Just stick with me for a second. I live in South Korea, so the K-pop industry is ever-present in my life, and has gotten me thinking.

Whatever your opinion of the music, it must be acknowledged that K-pop stars work hard for the money.

They spend long days trudging through dance classes, voice classes, foreign language classes, beauty regimens, and ad campaigns. And they do all this on low-calorie diets.

To manage this grueling routine with a smile (because sponsorships are at stake after all) their management companies know to support them with make-up artists, personal trainers, highly-specific diets, and hotel rooms where the performers will be guaranteed high quality of sleep, even if they don’t get to sleep for very long.

These companies, billion-dollar moneymakers like SM and YG, recognize that if they spring for the nicer hotel, their prized pop stars will be able to perform at a higher level. And after all, companies can procure services and goods at more efficient rates than the pop star would be able to do on his or her own. It is a drop in the bucket for an entertainment company, but maximizes the value of their investment in their star.

What does this have to do with translation?

In our industry, companies providing language services can also more efficiently procure services and goods to improve translator output, yet many translators are still expected to provide these services and tools for themselves.

There have been some promising movements in this direction, as LSP’s have begun to purchase cloud-accessible CAT tools, and translation management systems that automate OCR and word counting (how many freelancers reading this have spent 30 minutes counting Chinese characters for a client only to have the job disappear?)

But one action that we LSP’s can take, an action which is actually the easiest and most affordable, is to take responsibility for administrative tasks such as invoice and CV processing. Most translators are working with dozens of clients at any given time. When they are asked to learn how to navigate yet another new portal, and enter text into hundreds of perhaps irrelevant fields, for each of those dozens of clients, all of whom have their own specific instructions and passwords and deadlines, this wastes them considerable time. This is time that they could be translating for you. Let’s be honest, portals streamline workflow for the company, NOT for the translator.

This is why at Meridian, we hire very affordable administrative assistants to process and input CV’s into our database, rather than asking translators to click through complicated portals themselves (this is why we have been so successful in onboarding veteran translators, or translators of rare languages, who are already in such demand that they don’t feel they need new clients).

We don’t ask our translators to remember hyper-specific invoicing instructions—our assistants process PDF invoices and reach out to our translators individually if they need any further information. This means our translators can spend more time translating: they are more available, they are happier, and they answer our calls more quickly, making our project managers less stressed and more efficient.

Translators are already carrying out a near-impossible task: to match the meaning, form, AND style of two languages that each come with several hundreds if not thousands of years of nuance and history. Sometimes translators must work in a subject domain they are unfamiliar with (say, Japanese aeronautical history) which means they must become experts (in two languages!) fast. To function at a high level, they must be constantly learning, keeping up with new slang and newly-accepted terminology.
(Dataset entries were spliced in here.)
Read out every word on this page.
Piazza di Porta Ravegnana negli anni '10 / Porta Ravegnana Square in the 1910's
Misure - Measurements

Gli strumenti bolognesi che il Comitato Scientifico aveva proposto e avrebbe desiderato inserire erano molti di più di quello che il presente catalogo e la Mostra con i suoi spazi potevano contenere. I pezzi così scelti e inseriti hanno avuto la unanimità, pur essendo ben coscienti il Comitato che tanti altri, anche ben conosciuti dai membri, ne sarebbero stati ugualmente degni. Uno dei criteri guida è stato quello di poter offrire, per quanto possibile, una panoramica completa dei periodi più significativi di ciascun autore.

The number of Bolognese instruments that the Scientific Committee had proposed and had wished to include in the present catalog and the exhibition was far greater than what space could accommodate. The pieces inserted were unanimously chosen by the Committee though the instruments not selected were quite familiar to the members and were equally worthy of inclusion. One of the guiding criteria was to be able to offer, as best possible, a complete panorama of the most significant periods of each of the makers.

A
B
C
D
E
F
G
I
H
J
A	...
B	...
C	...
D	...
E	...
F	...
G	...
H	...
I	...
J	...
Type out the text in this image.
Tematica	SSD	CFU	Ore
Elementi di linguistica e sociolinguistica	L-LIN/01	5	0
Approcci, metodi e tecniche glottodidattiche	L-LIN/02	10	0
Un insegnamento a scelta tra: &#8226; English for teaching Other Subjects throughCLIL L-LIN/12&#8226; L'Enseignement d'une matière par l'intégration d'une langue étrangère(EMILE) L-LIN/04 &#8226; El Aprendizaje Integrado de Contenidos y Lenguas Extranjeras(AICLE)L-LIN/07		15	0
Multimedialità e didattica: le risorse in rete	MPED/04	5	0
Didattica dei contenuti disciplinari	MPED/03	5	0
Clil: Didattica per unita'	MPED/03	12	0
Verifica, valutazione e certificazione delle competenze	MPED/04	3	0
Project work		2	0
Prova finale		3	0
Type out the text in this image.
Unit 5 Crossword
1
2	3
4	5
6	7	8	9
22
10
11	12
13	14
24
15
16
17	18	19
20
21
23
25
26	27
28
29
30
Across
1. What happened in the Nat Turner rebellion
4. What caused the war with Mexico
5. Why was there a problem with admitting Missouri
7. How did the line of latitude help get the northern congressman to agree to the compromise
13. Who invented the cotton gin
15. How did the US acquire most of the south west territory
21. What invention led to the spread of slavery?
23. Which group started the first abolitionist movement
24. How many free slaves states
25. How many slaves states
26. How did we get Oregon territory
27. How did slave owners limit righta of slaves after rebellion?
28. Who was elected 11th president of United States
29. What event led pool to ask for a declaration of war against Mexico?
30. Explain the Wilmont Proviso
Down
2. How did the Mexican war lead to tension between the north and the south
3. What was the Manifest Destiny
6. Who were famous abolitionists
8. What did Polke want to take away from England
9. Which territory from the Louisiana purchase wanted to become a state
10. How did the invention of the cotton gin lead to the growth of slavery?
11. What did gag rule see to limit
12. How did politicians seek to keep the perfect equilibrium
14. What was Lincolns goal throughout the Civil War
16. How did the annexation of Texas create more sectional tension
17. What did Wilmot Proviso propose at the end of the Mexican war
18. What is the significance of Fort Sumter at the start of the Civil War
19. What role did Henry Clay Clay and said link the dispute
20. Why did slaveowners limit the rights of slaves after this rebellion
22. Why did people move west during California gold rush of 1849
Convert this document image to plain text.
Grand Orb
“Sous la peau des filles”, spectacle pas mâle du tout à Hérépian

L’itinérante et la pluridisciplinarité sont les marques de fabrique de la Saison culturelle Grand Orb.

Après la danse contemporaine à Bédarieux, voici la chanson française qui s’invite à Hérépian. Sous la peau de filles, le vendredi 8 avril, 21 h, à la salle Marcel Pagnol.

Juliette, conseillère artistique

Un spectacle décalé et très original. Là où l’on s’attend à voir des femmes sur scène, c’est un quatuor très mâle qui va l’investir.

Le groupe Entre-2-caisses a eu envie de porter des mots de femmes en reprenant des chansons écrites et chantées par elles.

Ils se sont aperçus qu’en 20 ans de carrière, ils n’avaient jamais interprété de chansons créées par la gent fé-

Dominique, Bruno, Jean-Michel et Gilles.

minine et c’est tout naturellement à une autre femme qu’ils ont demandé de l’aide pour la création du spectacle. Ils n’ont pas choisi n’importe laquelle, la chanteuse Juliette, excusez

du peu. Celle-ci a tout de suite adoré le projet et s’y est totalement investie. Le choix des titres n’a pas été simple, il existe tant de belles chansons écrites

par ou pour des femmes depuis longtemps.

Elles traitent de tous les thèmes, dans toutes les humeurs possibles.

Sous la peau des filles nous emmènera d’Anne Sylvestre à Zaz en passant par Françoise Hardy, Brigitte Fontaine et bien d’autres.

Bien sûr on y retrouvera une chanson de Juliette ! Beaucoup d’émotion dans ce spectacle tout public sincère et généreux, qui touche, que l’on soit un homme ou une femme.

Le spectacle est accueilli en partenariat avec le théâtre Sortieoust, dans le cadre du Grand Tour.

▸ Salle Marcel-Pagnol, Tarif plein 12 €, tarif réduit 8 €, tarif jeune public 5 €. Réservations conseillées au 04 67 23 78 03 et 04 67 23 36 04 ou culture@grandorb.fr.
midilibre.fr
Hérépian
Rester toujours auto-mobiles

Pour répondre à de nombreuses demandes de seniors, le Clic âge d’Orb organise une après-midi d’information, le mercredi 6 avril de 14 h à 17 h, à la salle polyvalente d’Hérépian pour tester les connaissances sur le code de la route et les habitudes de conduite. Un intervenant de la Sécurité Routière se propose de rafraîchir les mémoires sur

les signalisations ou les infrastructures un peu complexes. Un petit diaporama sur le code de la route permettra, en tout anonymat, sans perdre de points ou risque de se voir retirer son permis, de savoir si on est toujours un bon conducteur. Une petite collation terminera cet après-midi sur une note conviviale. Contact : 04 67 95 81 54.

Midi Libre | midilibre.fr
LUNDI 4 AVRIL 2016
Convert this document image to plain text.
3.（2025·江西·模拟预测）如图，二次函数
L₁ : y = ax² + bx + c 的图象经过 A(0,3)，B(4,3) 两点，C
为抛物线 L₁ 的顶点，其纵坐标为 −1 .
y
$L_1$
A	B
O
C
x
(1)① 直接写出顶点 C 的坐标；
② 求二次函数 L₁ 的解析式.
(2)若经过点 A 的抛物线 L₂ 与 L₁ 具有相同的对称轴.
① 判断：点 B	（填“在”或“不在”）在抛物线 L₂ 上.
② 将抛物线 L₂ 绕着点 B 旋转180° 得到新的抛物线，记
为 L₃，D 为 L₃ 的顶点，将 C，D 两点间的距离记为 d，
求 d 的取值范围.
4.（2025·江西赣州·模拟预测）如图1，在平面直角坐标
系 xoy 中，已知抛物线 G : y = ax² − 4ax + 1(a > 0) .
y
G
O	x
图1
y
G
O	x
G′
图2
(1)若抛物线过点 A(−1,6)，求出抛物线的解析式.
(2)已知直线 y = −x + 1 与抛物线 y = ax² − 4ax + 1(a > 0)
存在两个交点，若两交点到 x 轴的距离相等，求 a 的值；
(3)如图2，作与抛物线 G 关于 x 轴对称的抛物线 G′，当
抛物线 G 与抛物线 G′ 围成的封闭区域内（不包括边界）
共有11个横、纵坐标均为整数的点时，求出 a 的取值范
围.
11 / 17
They must be able to recognize sly references and double-entendres, and render them effectively. And it is very likely that they will be asked to turn around 2,000 words of translation within 24 hours.

 

Do you really want them spending any of those hours learning your invoicing procedure?

 

Richard Branson, billionaire investor and founder of the Virgin Group, said this: take care of your employees first, and they’ll take care of your clients. This is especially the case in our industry, an industry where the quality of our deliverables is so nuanced and difficult to measure, an industry where the fate of our company truly rests in the hands of our freelance translators.

Wherever we can more efficiently provide our translators with resources, we should not place the burden on them. We should consider this to be part of our best efforts to deliver the highest-quality translations and the most efficient rates possible to our clients.

Also, isn’t it just a nicer way to work?

😊

 

Sara Maria Hasbun is the Founder and Managing Director of Meridian Linguistics, a linguistic consulting company with branches in Hong Kong, Seoul, Lyon, and New York, and 1200+ translators living all over the world. Before founding Meridian, she worked as a freelance translator of Spanish, French, and Chinese into English. Sara Maria currently resides in Seoul, South Korea.